Our Research

In recent years, new tools have emerged that permit incredible and detailed study of biological systems. We seek to apply these new technologies to the study of T cells and to the study of immunology more broadly.

A key area of research is the application of next-generation sequencing (NGS) to immunological questions. Our work routinely uses mRNA-sequencing, single-cell RNA-sequencing, T cell receptor-sequencing, spatial transcriptomics, and similar NGS methods to assay T cell phenotype and function. Importantly, we seek to tailor these methods and develop new applications for the study of immunology. Recently, we published work developing a method to obtain T cell receptor sequences – a molecule barcode to identify similar T cells – from intact tumor tissue using spatial transcriptomics. In a related paper, this method allowed us to demonstrate that exhausted T cells locate to specific regions within the tumor microenvironment, where they receive distinct signals to control their function. This work may identify new signaling pathways that can be targeted in cancer immunotherapy.

We also work to develop high-quality, multiple-parameter flow cytometry panels to obtain large amounts of phenotypic information from immune cells. This is critical to obtain detailed information from samples where cell number is limited. For phenotypic analysis, we combine flow cytometry with NGS to create detailed pictures of immune function. We recently published work combining deep mutational scanning, flow cytometry, and NGS to generate a high-throughput screen to identify all possible escape mutations for antibodies against the SARS-CoV-2 nucleoprotein. This study is critical in showing the continued function of rapid antigen tests against new variants of SARS-CoV-2.

“Exhaustion” is the process by which T cells become dysfunctional and fail to control tumors and infections. By understanding the biology of T cell exhaustion, we can identify new targets and strategies to improve T cell function.
Our research has shown that T cell exhaustion is a gradual process. Immediately after viral infection or generation of a tumor, T cells are highly functional and capable of killing target cells. However, if the viral infection or tumor is not cleared, T cells become progressively more dysfunctional. Eventually, these cells are incapable of functions - such as division, cytokine production, and target killing – that are critical to anti-viral and anti-tumor immunity. A key focus of our current research is understanding the mechanism that drives T cells to dysfunction.

To answer this question, we create genetically-modified T cells to study the roles of specific genes in inducing or preventing T cell dysfunction in models of viral infection and cancer. We use both traditional genetic techniques and CRISPR/Cas9 to directly modify primary T cells and study their function. We then measure the ability of these T cells to directly combat tumor growth and virus replication in cancer and infection models. We use high-parameter flow cytometry, mRNA-sequencing, T cell receptor-sequencing, and single-cell RNA-sequencing to characterize the phenotype of these cells and perform functional assays such as cytokine secretion measurement to identify genes causing disruption or enhancing of direct T cell functionality.
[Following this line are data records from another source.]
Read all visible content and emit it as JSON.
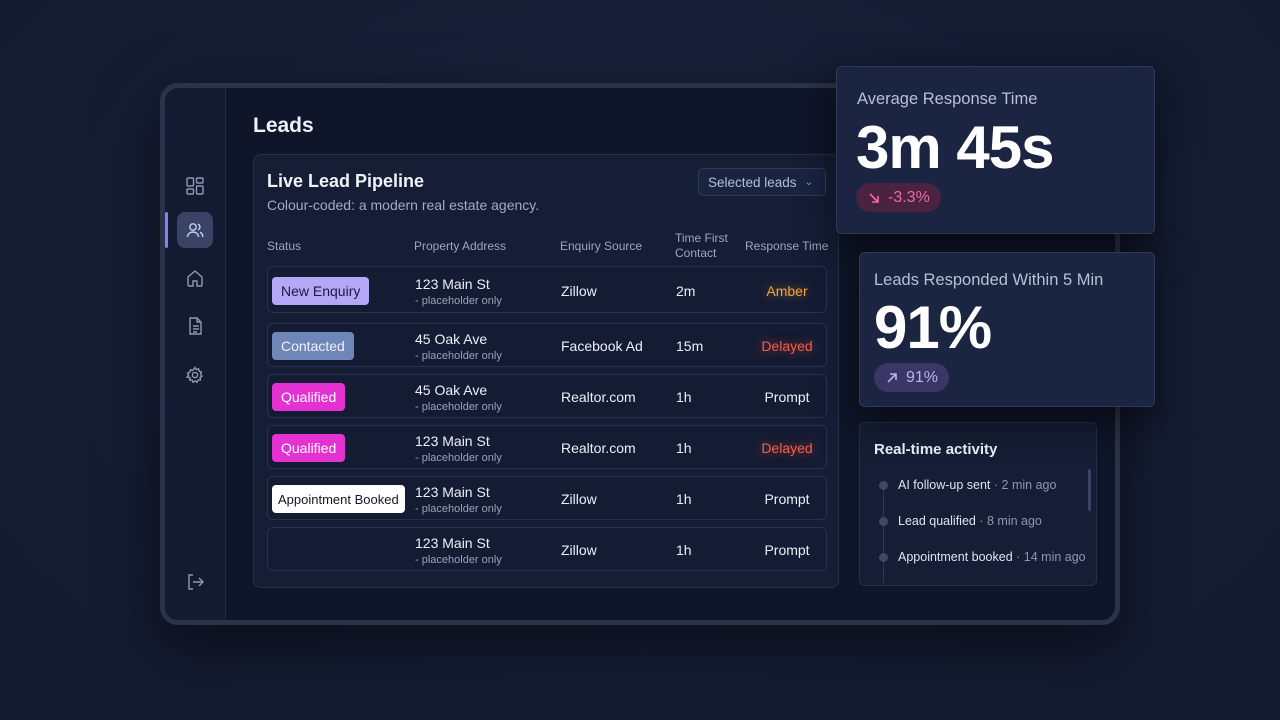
{
  "page": {
    "title": "Leads"
  },
  "sidebar": {
    "items": [
      {
        "icon": "dashboard-icon",
        "active": false
      },
      {
        "icon": "users-icon",
        "active": true
      },
      {
        "icon": "home-icon",
        "active": false
      },
      {
        "icon": "document-icon",
        "active": false
      },
      {
        "icon": "gear-icon",
        "active": false
      }
    ],
    "logout_icon": "logout-icon"
  },
  "pipeline": {
    "title": "Live Lead Pipeline",
    "subtitle": "Colour-coded: a modern real estate agency.",
    "dropdown": {
      "label": "Selected leads"
    },
    "columns": {
      "status": "Status",
      "address": "Property Address",
      "source": "Enquiry Source",
      "time_first_contact_1": "Time First",
      "time_first_contact_2": "Contact",
      "response": "Response Time"
    },
    "rows": [
      {
        "status": "New Enquiry",
        "address": "123 Main St",
        "address_note": "- placeholder only",
        "source": "Zillow",
        "time": "2m",
        "response": "Amber"
      },
      {
        "status": "Contacted",
        "address": "45 Oak Ave",
        "address_note": "- placeholder only",
        "source": "Facebook Ad",
        "time": "15m",
        "response": "Delayed"
      },
      {
        "status": "Qualified",
        "address": "45 Oak Ave",
        "address_note": "- placeholder only",
        "source": "Realtor.com",
        "time": "1h",
        "response": "Prompt"
      },
      {
        "status": "Qualified",
        "address": "123 Main St",
        "address_note": "- placeholder only",
        "source": "Realtor.com",
        "time": "1h",
        "response": "Delayed"
      },
      {
        "status": "Appointment Booked",
        "address": "123 Main St",
        "address_note": "- placeholder only",
        "source": "Zillow",
        "time": "1h",
        "response": "Prompt"
      },
      {
        "status": "",
        "address": "123 Main St",
        "address_note": "- placeholder only",
        "source": "Zillow",
        "time": "1h",
        "response": "Prompt"
      }
    ]
  },
  "colors": {
    "new_enquiry": "#b4a7f5",
    "contacted": "#6f86b8",
    "qualified": "#e332d1",
    "appointment_booked": "#ffffff",
    "amber": "#f0a43a",
    "delayed": "#f0604a",
    "negative_pill": "#4a2340",
    "positive_pill": "#3a3766"
  },
  "metrics": {
    "avg_response": {
      "label": "Average Response Time",
      "value": "3m 45s",
      "change": "-3.3%",
      "change_icon": "arrow-down-right-icon"
    },
    "within_5_min": {
      "label": "Leads Responded Within 5 Min",
      "value": "91%",
      "change": "91%",
      "change_icon": "arrow-up-right-icon"
    }
  },
  "activity": {
    "title": "Real-time activity",
    "items": [
      {
        "text": "AI follow-up sent",
        "time": "· 2 min ago"
      },
      {
        "text": "Lead qualified",
        "time": "· 8 min ago"
      },
      {
        "text": "Appointment booked",
        "time": "· 14 min ago"
      }
    ]
  }
}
In addition to our model organism work, we have a deep interest in characterizing the immune landscape of human tumors, with a specific focus on T cells. Our recent work performed a comprehensive characterization of cytotoxic T cells in patients with brain metastases. Analysis of patient tumors allows us to identify clinically-relevant signaling pathways to investigate in our preclinical research programs. Overall, the goal of this research program is to identify new targets and therapeutic strategies for the immunotherapy of viral infection, autoimmunity, and cancer.

Immunotherapies – modification of the immune system to treat diseases – have revolutionized the treatment of cancer. Unfortunately, not all patients respond to current immunotherapies. We seek to identify new strategies and drugs to improve T cell responses in patients cancer and infectious disease.
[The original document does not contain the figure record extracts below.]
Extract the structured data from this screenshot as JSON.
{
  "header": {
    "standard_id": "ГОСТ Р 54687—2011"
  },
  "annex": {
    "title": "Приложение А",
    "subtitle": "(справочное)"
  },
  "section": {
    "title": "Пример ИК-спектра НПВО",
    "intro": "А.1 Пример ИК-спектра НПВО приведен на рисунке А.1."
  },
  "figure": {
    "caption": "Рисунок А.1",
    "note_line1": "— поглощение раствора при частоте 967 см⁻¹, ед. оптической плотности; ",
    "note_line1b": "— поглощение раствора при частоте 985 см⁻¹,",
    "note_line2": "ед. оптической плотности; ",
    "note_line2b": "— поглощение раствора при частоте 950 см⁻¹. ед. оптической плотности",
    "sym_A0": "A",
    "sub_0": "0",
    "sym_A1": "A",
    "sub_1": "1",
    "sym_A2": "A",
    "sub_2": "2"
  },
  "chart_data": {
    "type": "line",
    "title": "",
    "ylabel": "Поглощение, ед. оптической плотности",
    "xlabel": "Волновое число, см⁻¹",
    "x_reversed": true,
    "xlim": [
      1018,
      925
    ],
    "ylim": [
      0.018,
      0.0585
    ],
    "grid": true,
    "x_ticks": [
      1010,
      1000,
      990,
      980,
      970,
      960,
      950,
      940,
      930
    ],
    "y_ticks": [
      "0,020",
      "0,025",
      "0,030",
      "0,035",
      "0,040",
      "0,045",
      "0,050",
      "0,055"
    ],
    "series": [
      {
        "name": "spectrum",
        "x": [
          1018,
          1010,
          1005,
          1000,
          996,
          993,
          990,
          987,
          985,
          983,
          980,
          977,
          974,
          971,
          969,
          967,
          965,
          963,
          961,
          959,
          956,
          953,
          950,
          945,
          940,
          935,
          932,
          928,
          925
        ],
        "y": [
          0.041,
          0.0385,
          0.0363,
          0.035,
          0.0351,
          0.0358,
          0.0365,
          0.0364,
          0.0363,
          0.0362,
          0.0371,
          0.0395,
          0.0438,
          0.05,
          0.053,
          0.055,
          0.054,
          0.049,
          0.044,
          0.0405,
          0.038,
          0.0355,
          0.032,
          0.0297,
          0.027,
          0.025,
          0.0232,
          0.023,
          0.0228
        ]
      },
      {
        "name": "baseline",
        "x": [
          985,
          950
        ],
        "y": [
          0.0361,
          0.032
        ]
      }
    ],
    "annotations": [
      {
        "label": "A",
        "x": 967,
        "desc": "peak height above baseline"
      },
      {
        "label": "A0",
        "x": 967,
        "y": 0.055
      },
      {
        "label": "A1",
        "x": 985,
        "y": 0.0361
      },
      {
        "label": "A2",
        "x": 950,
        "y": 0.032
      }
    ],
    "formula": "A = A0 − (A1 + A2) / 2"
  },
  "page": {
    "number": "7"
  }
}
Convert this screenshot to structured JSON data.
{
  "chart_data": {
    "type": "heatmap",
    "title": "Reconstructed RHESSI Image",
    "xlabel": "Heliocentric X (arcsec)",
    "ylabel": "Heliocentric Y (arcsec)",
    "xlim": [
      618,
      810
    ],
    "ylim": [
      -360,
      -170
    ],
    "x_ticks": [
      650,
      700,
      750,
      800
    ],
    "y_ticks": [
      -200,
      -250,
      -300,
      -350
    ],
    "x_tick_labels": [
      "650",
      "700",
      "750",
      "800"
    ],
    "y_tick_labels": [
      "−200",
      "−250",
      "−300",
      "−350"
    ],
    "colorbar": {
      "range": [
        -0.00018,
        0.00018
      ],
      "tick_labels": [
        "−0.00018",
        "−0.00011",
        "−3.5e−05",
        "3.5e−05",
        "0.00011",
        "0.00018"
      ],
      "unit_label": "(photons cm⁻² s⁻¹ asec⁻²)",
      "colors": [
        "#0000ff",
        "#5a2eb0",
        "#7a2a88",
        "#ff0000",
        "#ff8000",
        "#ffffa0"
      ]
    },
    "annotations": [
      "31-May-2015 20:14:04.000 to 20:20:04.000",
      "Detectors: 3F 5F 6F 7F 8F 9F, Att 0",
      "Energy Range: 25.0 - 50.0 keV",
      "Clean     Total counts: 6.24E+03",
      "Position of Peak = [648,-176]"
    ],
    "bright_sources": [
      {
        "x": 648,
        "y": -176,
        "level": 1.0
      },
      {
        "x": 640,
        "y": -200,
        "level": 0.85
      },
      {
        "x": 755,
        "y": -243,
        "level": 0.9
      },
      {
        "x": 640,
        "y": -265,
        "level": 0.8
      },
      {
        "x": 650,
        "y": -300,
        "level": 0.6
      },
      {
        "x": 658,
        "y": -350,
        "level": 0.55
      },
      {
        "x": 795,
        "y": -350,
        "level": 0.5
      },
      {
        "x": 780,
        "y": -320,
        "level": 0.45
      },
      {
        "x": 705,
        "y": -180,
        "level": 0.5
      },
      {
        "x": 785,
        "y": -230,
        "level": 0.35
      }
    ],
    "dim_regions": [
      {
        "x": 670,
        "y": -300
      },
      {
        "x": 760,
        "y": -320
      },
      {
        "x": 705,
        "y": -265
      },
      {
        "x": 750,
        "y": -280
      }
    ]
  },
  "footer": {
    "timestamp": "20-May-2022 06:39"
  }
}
Our work on T cell exhaustion focuses on the signals that T cells receive as they attempt to kill infected and tumor cells. Often, the targeted cells themselves attempt to suppress T cell function by sending inhibitory signals to modulate the attacking T cell. Other cells present near T cells may present inhibitory or stimulatory signals; these stimulatory signals further activate T cells in an attempt to improve the immune response against a tumor or virus. T cells can be further affected by cytokines or hormones that can travel long distances to regulate their function.

Thus, T cell function is often in a delicate balance between stimulatory and inhibitory signals received from its target cells and other cells within the tissue. Our goal is to develop new strategies and therapies to tip the balance of T cell function toward the killing of cancer and virus-infected cells. Such treatments are termed “immunotherapies” and have revolutionized treatment of many tumor types. Unfortunately, most patients do not respond to immunotherapies and more options are needed.

We are currently working to dissect novel inhibitory T cell signaling pathways in order to design new therapies to improve T cell responses. We target these pathways by genetic modification of T cells, which will be applicable to improving cell therapies such as CAR T cells. We also work to test the effects of therapeutic antibodies against co-inhibitory proteins in preclinical models. Finally, we are also interested in using our immunology and bioinformatics expertise to identify tumor-specific T cells within patient tumors to find T cell receptors that can be used in adoptive cell therapy.